I love him. I adore him. I want my children to be just like him. This is the first man with whom I could even imagine having children, and once I imagined it, I could not get that dream out of my mind. I want to build a life with this man. I am building a life with this man. That's the rainbows and butterflies part. He's handsome and kind, loving, caring, hard-working, a big ol' softie for puppies and kittens and babies. He loves me well, and I learn from him every day.

Now, for reality. We struggle to communicate. We are more different than any of my boyfriends (and, ahem, that-guy-I-was-married-to) ever were, so I can't take anything for granted or assume it's understood. Also, this commitment thing freaks me out. He's lived his whole life in the city where we reside. I changed cities every two years and apartments even more often. A year and a few months isn't long enough to know everything about each other.

I worry and I obsess and I second guess, but deep down in my heart and gut, I know I'm in the right place with the right man.
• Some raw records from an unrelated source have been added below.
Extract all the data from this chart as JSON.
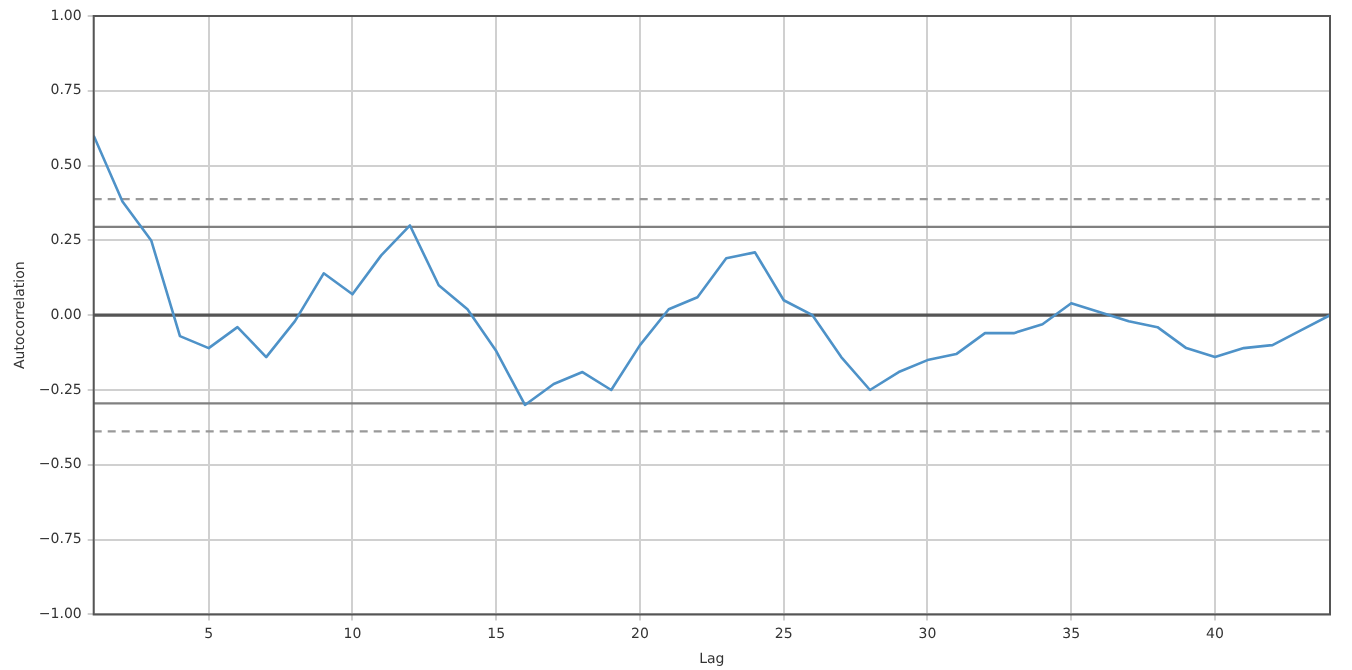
{
  "chart_data": {
    "type": "line",
    "xlabel": "Lag",
    "ylabel": "Autocorrelation",
    "x": [
      1,
      2,
      3,
      4,
      5,
      6,
      7,
      8,
      9,
      10,
      11,
      12,
      13,
      14,
      15,
      16,
      17,
      18,
      19,
      20,
      21,
      22,
      23,
      24,
      25,
      26,
      27,
      28,
      29,
      30,
      31,
      32,
      33,
      34,
      35,
      36,
      37,
      38,
      39,
      40,
      41,
      42,
      43,
      44
    ],
    "series": [
      {
        "color": "#4e92c8",
        "values": [
          0.6,
          0.38,
          0.25,
          -0.07,
          -0.11,
          -0.04,
          -0.14,
          -0.02,
          0.14,
          0.07,
          0.2,
          0.3,
          0.1,
          0.02,
          -0.12,
          -0.3,
          -0.23,
          -0.19,
          -0.25,
          -0.1,
          0.02,
          0.06,
          0.19,
          0.21,
          0.05,
          0.0,
          -0.14,
          -0.25,
          -0.19,
          -0.15,
          -0.13,
          -0.06,
          -0.06,
          -0.03,
          0.04,
          0.01,
          -0.02,
          -0.04,
          -0.11,
          -0.14,
          -0.11,
          -0.1,
          -0.05,
          0.0
        ]
      }
    ],
    "xlim": [
      1,
      44
    ],
    "xticks": [
      5,
      10,
      15,
      20,
      25,
      30,
      35,
      40
    ],
    "ylim": [
      -1,
      1
    ],
    "yticks": [
      {
        "value": -1,
        "label": "−1.00"
      },
      {
        "value": -0.75,
        "label": "−0.75"
      },
      {
        "value": -0.5,
        "label": "−0.50"
      },
      {
        "value": -0.25,
        "label": "−0.25"
      },
      {
        "value": 0,
        "label": "0.00"
      },
      {
        "value": 0.25,
        "label": "0.25"
      },
      {
        "value": 0.5,
        "label": "0.50"
      },
      {
        "value": 0.75,
        "label": "0.75"
      },
      {
        "value": 1,
        "label": "1.00"
      }
    ],
    "ref_lines": [
      {
        "axis": "y",
        "value": 0,
        "color": "#555555",
        "line_style": "solid"
      },
      {
        "axis": "y",
        "value": 0.295,
        "color": "#808080",
        "line_style": "solid"
      },
      {
        "axis": "y",
        "value": -0.295,
        "color": "#808080",
        "line_style": "solid"
      },
      {
        "axis": "y",
        "value": 0.388,
        "color": "#999999",
        "line_style": "dashed"
      },
      {
        "axis": "y",
        "value": -0.388,
        "color": "#999999",
        "line_style": "dashed"
      }
    ],
    "grid": true,
    "marker": "none",
    "line_style": "solid",
    "legend": false
  }
}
He is my fiance and I can't wait until he's my husband.

*I knew that I was doing the right thing, would be okay with this commitment to this man, when I started thinking of my ex-husband as my first husband.

Monday, September 1, 2008

It's been a (tough) month since we got engaged. Really tough. I thought we'd be in a happy love bubble, but alas, that was not to be, not for us, not for me. The worst of it let up last weekend, our third stormy weekend, when we suddenly understood each other for the first time (more on this in a later post). Since that day, we've been slowly returning to our normal happy state, and it's a relief.

I found a great book for the newly engaged struggling with not-so-bubbly feelings:

In desperation, I hit the local bookstore and pulled every wedding planning book off the shelf. Okay, not every book -- I ignored anything that said anything about "perfect," "best day of your life," "elegant," or "The Knot." I love matching details as much as anyone, but I'm beyond (or not there yet) worrying about details. I need some help figuring out why it's not all butterflies and rainbows.

I know that it's not socially accepted to admit that being engaged is scary and stressful. I know that talking about worrying that you are with someone forever (even when said man is kind and wonderful and you want your kids to be like him) isn't the proper thing to do. I know that it feels disloyal saying the words, "it's not what I expected." Well, here I am... and I know I'm not alone (if only because I found a book that says so).

If you're reading this and you relate, please leave a comment. If you're reading this and you don't relate, then please share your secrets! I love him, and I'm happier than I've ever been, but whoa -- forever. Scary.

Has anyone else read (and enjoyed) this book? Have you felt, like me, a little lost and a little overwhelmed?